Examples of direct intervention include: “Are you alright?” “Is that person bothering you?” “Do you want to go home?”.

Distract: create an interpretation that separates target and aggressor. 
Examples of distracting as a form of intervention include: “Can you help me with something?” “Hey, I want you to meet someone.”

Delegate: engage allies. 
Examples of delegation in intervention include: “Your friend looks drunk, you should check on that person.” “Let’s call FSUPD.”

In order to create a cultural shift, our community will need to engage in new behaviors that will make the violence less sustainable.

Will you use the 3 D’s and be a part of the solution?


Video created by the Women Student Union at FSU.

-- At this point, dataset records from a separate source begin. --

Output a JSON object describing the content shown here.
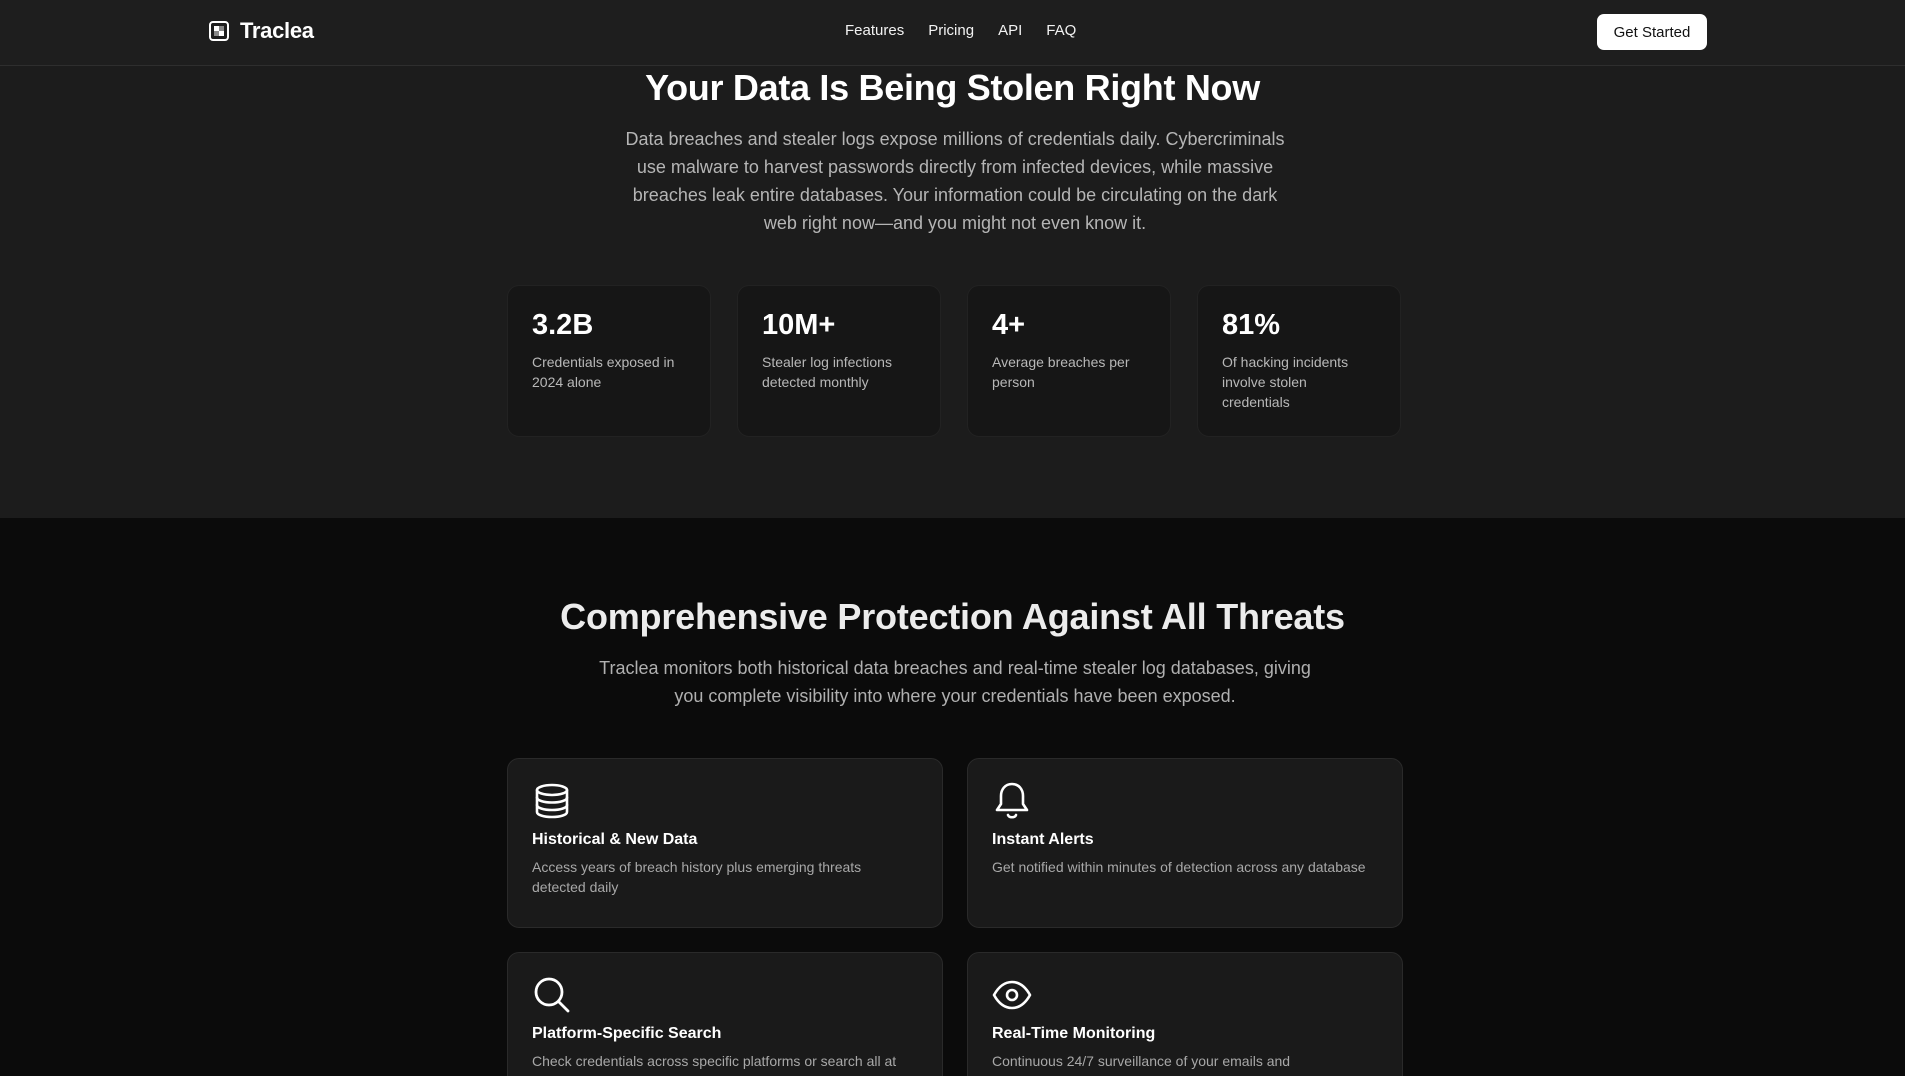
{
  "nav": {
    "brand": "Traclea",
    "links": [
      "Features",
      "Pricing",
      "API",
      "FAQ"
    ],
    "cta": "Get Started"
  },
  "hero": {
    "title": "Your Data Is Being Stolen Right Now",
    "description": "Data breaches and stealer logs expose millions of credentials daily. Cybercriminals use malware to harvest passwords directly from infected devices, while massive breaches leak entire databases. Your information could be circulating on the dark web right now—and you might not even know it.",
    "stats": [
      {
        "value": "3.2B",
        "label": "Credentials exposed in 2024 alone"
      },
      {
        "value": "10M+",
        "label": "Stealer log infections detected monthly"
      },
      {
        "value": "4+",
        "label": "Average breaches per person"
      },
      {
        "value": "81%",
        "label": "Of hacking incidents involve stolen credentials"
      }
    ]
  },
  "features": {
    "title": "Comprehensive Protection Against All Threats",
    "description": "Traclea monitors both historical data breaches and real-time stealer log databases, giving you complete visibility into where your credentials have been exposed.",
    "cards": [
      {
        "icon": "database-icon",
        "title": "Historical & New Data",
        "description": "Access years of breach history plus emerging threats detected daily"
      },
      {
        "icon": "bell-icon",
        "title": "Instant Alerts",
        "description": "Get notified within minutes of detection across any database"
      },
      {
        "icon": "search-icon",
        "title": "Platform-Specific Search",
        "description": "Check credentials across specific platforms or search all at"
      },
      {
        "icon": "eye-icon",
        "title": "Real-Time Monitoring",
        "description": "Continuous 24/7 surveillance of your emails and"
      }
    ]
  }
}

For more information about Bystander Prevention and Sexual Assault Awareness and Prevention, visit the Green Dot website.

Reducing the Risk

While it is impossible, with 100% certainly, to prevent yourself from experiencing an assault, there are steps you can take to decrease the odds. There are ways to reduce your risks and increase your own safety.

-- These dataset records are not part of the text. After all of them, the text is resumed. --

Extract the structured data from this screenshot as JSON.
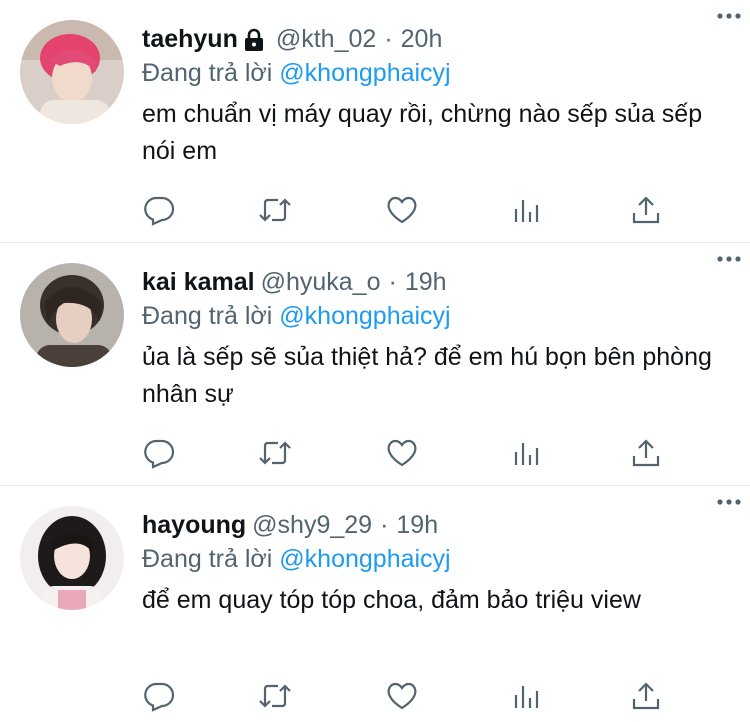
{
  "colors": {
    "accent": "#1d9bf0",
    "secondary_text": "#536471",
    "primary_text": "#0f1419",
    "divider": "#e1e5e8"
  },
  "icons": {
    "lock": "lock-icon",
    "more": "more-icon",
    "reply": "reply-icon",
    "retweet": "retweet-icon",
    "like": "heart-icon",
    "views": "views-icon",
    "share": "share-icon"
  },
  "tweets": [
    {
      "name": "taehyun",
      "protected": true,
      "handle": "@kth_02",
      "separator": "·",
      "time": "20h",
      "replying_prefix": "Đang trả lời",
      "replying_to": "@khongphaicyj",
      "text": "em chuẩn vị máy quay rồi, chừng nào sếp sủa sếp nói em"
    },
    {
      "name": "kai kamal",
      "protected": false,
      "handle": "@hyuka_o",
      "separator": "·",
      "time": "19h",
      "replying_prefix": "Đang trả lời",
      "replying_to": "@khongphaicyj",
      "text": "ủa là sếp sẽ sủa thiệt hả? để em hú bọn bên phòng nhân sự"
    },
    {
      "name": "hayoung",
      "protected": false,
      "handle": "@shy9_29",
      "separator": "·",
      "time": "19h",
      "replying_prefix": "Đang trả lời",
      "replying_to": "@khongphaicyj",
      "text": "để em quay tóp tóp choa, đảm bảo triệu view"
    }
  ]
}
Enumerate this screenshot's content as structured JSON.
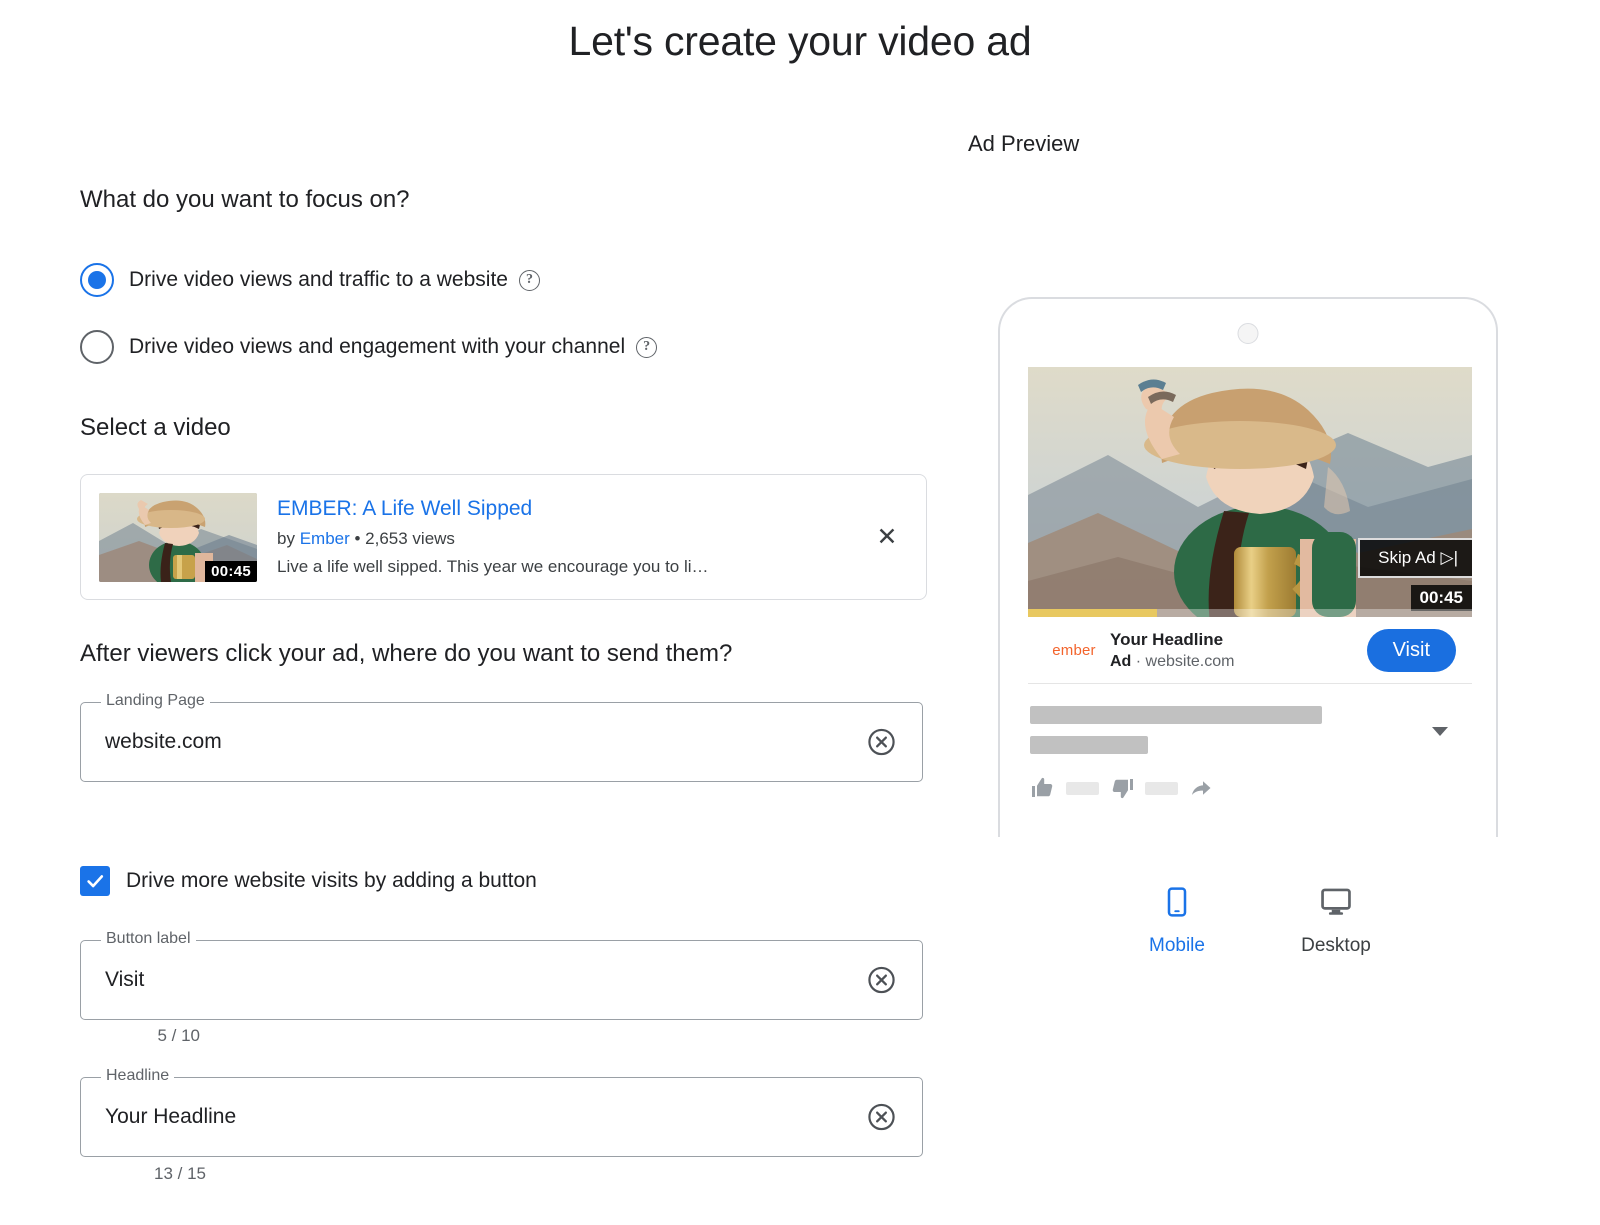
{
  "page": {
    "title": "Let's create your video ad",
    "preview_heading": "Ad Preview"
  },
  "form": {
    "focus": {
      "heading": "What do you want to focus on?",
      "options": [
        {
          "label": "Drive video views and traffic to a website",
          "selected": true,
          "help": "?"
        },
        {
          "label": "Drive video views and engagement with your channel",
          "selected": false,
          "help": "?"
        }
      ]
    },
    "select_video": {
      "heading": "Select a video",
      "video": {
        "title": "EMBER: A Life Well Sipped",
        "by_prefix": "by ",
        "channel": "Ember",
        "views": " • 2,653 views",
        "description": "Live a life well sipped. This year we encourage you to li…",
        "duration": "00:45",
        "remove_label": "✕"
      }
    },
    "destination": {
      "heading": "After viewers click your ad, where do you want to send them?",
      "landing_page": {
        "label": "Landing Page",
        "value": "website.com"
      }
    },
    "cta": {
      "checkbox_label": "Drive more website visits by adding a button",
      "checked": true,
      "button_label_field": {
        "label": "Button label",
        "value": "Visit",
        "counter": "5 / 10"
      },
      "headline_field": {
        "label": "Headline",
        "value": "Your Headline",
        "counter": "13 / 15"
      }
    }
  },
  "preview": {
    "video": {
      "skip_label": "Skip Ad",
      "timer": "00:45",
      "progress_percent": 29
    },
    "ad_bar": {
      "brand": "ember",
      "headline": "Your Headline",
      "ad_tag": "Ad",
      "url": " · website.com",
      "cta_button": "Visit"
    },
    "devices": [
      {
        "label": "Mobile",
        "active": true
      },
      {
        "label": "Desktop",
        "active": false
      }
    ]
  },
  "colors": {
    "accent": "#1a73e8",
    "cta_blue": "#1a6fe0",
    "brand_orange": "#f3642c",
    "progress_yellow": "#e8c860",
    "text": "#202124",
    "muted": "#5f6368",
    "border": "#dadce0"
  }
}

  • Avoid intoxication, or the use of recreation drugs. Being incapacitated makes you more vulnerable to exploitation.
  • Be aware. Pour your own drinks (of any kind) and hold your own drink all evening.
  • Communicate with others about your plans. Let your friends know when to expect you home.
  • If you go to parties, go with friends, and leave with friends. Avoid being isolated. Do not leave with someone you don’t know well or feel uneasy about. Trust your instincts.
  • On first dates, take precautions such as meeting in public during daylight hours and be prepared with essentials such as your cell phone and cash to get home. Proceed slowly in taking more risks and building trust with new people.
  • Communicate your sexual desires and limits. You have the right to change your mind at any time; communicate that clearly, too.
  • Avoid walking alone at night. Consider using the campus S.A.F.E. connection for transportation, call a taxi, or call a friend. If you do have to walk alone, walk assertively, stay close to the curb and be aware of your surroundings.
  • Keep your residence hall, apartment or home doors locked at night and any time you leave.
  • Do not invite people you don’t know well into your room alone. Let an RA, hall director, or campus police officer know if you need help getting an unwanted guest to leave your room.
  • If you find yourself being victimized, do what you can to stop the perpetrator: Yell “Fire,” threaten to report, whatever you believe might work. But remember, whether or not you are successful, you are NOT responsible for the perpetrator’s crime.

(From Sexual Assault Resources, Pepperdine Counseling Center.)